I went with Jubal, Sosi, Hadley, and Captain Loloma to the clinic so I could tell Jubal to tell the doctor what Hadley felt like.

They set the poor guy on a metal table and he peed. They stuck something in his ear to take his temperature and he peed. The doctor stuck him with a needle and took out some of his blood and he peed. Dr. Vlast checked his boyish bits and got peed all over, but he just wiped his hands and continued the examination, taking a sample of the pee while he was at it. “Diabetes,” he said.

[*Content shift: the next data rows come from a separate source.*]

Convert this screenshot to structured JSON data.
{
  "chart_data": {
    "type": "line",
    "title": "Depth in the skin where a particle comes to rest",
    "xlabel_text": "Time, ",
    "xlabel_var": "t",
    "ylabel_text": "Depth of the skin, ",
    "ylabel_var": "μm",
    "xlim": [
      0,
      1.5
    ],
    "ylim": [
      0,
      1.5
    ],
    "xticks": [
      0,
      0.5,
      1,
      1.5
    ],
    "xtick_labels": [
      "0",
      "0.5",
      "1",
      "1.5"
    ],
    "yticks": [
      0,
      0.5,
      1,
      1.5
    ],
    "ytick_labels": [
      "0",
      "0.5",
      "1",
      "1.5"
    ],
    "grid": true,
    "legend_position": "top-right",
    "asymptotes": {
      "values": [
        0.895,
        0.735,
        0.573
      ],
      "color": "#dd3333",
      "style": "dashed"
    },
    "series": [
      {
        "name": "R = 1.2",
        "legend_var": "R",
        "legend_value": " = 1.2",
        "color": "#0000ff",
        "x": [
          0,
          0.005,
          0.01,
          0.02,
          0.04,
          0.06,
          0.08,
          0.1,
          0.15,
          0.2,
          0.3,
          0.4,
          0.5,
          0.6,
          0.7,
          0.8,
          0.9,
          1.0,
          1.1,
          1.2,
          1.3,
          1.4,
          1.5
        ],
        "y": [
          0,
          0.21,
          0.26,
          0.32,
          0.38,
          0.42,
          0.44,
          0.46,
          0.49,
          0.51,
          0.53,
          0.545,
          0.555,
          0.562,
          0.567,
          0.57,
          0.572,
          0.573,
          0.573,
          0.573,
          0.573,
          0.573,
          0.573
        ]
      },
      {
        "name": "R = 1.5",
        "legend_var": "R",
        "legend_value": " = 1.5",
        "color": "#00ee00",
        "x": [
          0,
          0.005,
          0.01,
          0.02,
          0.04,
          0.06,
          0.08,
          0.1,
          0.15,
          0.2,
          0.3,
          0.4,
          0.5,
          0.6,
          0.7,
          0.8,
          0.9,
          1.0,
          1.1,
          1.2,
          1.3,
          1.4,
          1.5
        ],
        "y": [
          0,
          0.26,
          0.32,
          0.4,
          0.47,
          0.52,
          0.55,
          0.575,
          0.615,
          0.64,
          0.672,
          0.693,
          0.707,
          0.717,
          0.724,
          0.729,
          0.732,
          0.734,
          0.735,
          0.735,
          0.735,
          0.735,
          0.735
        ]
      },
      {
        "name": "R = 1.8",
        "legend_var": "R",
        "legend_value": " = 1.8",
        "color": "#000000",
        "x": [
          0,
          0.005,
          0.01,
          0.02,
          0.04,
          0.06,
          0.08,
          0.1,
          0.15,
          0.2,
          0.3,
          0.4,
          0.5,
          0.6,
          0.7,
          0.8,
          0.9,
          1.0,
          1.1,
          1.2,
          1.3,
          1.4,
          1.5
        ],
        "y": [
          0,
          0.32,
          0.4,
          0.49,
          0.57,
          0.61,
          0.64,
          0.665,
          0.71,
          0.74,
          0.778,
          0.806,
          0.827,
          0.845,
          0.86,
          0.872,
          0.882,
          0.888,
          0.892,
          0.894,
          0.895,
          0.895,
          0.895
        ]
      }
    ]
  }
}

“Is that serious?” Sosi asked.

Dr. Vlast nodded. “Adult cats are very prone to it and it can
often be fatal.” He said it gently but I saw Hadley’s friend begin to tremble.

“You mean he’ll die?”

I was okay with interpreting what Hadley said to the humans, which so far wasn’t anything beyond “meow,” but I was certainly not going to interpret what the humans were saying to Hadley. Not yet anyway.

Dr. Vlast handed him to Janina, who took him away, telling Sosi she was just going to clean up his fur. Then he wiped down the table and washed his hands. “He could. At one time it was a death sentence. But we have a good treatment now. Just make sure he gets these pills twice a day—but don’t go too far. He needs to be stabilized on the meds before he travels.”

That’s how we all came to be there in the place where my journey began, when the Galactic Guard arrived with orders to requisition cats.